Clair-Obscur fasziniert bei den Meisterkonzerten auf Schloss Albrechtsberg
Wenn ein Konzert mit dem Titel „Clair-Obscur“ überschrieben ist, klingt das zunächst geheimnisvoll. Im Falle des jüngsten Meisterkonzerts auf Schloss Albrechtsberg jedoch trifft das Wort „besonders“ den Charakter des Abends tatsächlich sehr viel besser. Denn Clair-Obscur meint hier nicht nur den Einsatz extremer Hell-Dunkel-Kontraste, sondern das gleichnamige Saxophonquartett, das an dem Abend vom ersten Ton an mit dynamischem Spiel und großem Einfallsreichtum begeistert.
Ausprobieren, um mit Klassikern der Kammer- und Orchestermusik den größtmöglichen Ausdruck zu erzielen, ist das Credo des sympathischen Ensembles, das vor 15 Jahren an der Hochschule für Musik „Hanns Eisler“ zusammenfand und seither die Zuhörer in der ganzen Welt von den Sitzen reißt. Ob Klaviermusik, Streichquartette oder Oper, kaum ein Genre scheint vor den Arrangements der vier sicher. Mit großem Feingefühl für ihre Instrumente gelingt es ihnen, sich selbst saxophonfremde Klangfarben anzueignen und stilvoll in den Gefilden anderer zu wildern.
Auf Schloss Albrechtsberg entführen „Clair-Obscur“ nun auf eine vitale Wanderung quer durch verschiede Stile der Musikgeschichte, die so einige Überraschungen bereithält. In der Besetzung aus Sopran- (Jan Schulte-Bunert), Tenor- (Christoph Enzel), Alt- (Maike Krullmann) und Bariton-Saxophon (Kathi Wagner) fasziniert das Quartett zunächst mit Arrangements von Rossinis Suite aus „Der Barbier von Sevilla“ oder Mozarts Oboenquartett F-Dur. Diese Klassiker funkeln hier aber keineswegs im Dunklen, sondern erstrahlen mit neuen Facetten im Kronensaal. Im Handumdrehen verzaubern die vier das Publikum dabei mit erfrischenden Interpretationen sowie mit ihren charmanten Ansagen, die bisweilen die lockere Atmosphäre eines Jazzclubs aufflammen lassen.

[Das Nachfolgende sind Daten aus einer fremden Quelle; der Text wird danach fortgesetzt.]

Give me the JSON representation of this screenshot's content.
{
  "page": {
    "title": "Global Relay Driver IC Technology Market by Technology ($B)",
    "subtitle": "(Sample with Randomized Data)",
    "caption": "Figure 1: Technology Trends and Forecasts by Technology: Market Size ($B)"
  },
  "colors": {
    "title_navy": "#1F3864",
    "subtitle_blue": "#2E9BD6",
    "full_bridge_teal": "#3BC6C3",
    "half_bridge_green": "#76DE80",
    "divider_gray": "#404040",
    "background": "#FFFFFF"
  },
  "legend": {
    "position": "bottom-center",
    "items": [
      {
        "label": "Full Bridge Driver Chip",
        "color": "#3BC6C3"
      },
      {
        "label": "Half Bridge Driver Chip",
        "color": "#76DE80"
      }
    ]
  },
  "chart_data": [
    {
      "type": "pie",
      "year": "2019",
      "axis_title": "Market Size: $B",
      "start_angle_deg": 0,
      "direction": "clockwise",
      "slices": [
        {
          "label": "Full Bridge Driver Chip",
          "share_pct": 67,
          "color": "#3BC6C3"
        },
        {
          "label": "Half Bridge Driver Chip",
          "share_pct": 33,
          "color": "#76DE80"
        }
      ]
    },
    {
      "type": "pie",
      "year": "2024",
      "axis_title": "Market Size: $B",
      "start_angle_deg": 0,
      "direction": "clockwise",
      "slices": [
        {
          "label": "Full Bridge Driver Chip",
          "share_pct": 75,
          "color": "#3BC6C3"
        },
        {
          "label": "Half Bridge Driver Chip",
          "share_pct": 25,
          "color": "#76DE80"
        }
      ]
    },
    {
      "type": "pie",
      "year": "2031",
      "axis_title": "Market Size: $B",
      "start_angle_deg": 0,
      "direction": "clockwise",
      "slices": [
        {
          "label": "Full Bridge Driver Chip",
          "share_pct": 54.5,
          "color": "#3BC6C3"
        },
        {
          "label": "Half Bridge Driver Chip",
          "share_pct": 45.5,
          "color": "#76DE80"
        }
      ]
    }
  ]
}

Die virtuose Vitalität von „Clair-Obscur“ kulminiert mit Christian Biegais eigens für das Ensemble komponiertem „Quartet“ noch vor der Pause im Höhepunkt des Abends. Mit diesem Stück können die vier dem Spektrum ihrer Instrumente in brandenden Rhythmen freien Lauf lassen. Auch mit Philip Glass‘ Streichquartett Nr. 3 „Mishima“, das den repetitiven Stil der Minimal Music aufgreift, setzen sie starke Akzente, bevor es zum Abschluss mit dem „Karneval der Tiere“ von Camille Saint-Saëns humorvoll zur Sache geht. Die Imitation der Tiere überlassen die Musiker nicht allein den Instrumenten, sie verleihen ihnen auch mit Gesten Lebendigkeit. Spätestens jetzt darf das Publikum nicht nur applaudieren, sondern auch von Herzen lachen!
Für den ebenso herzlichen Schlussapplaus soll es freilich mit einer Zugabe belohnt werden, die nicht minder überraschend daherkommt: „Clair-Obscur“ offenbart im Finale mit Astor Piazzollas feurigem Tango „Oblivion“ denn doch noch eine verrucht geheimnisvolle Facette. Sehnsuchtsvoller könnte ein spritziger Abend wie dieser wohl kaum ausklingen.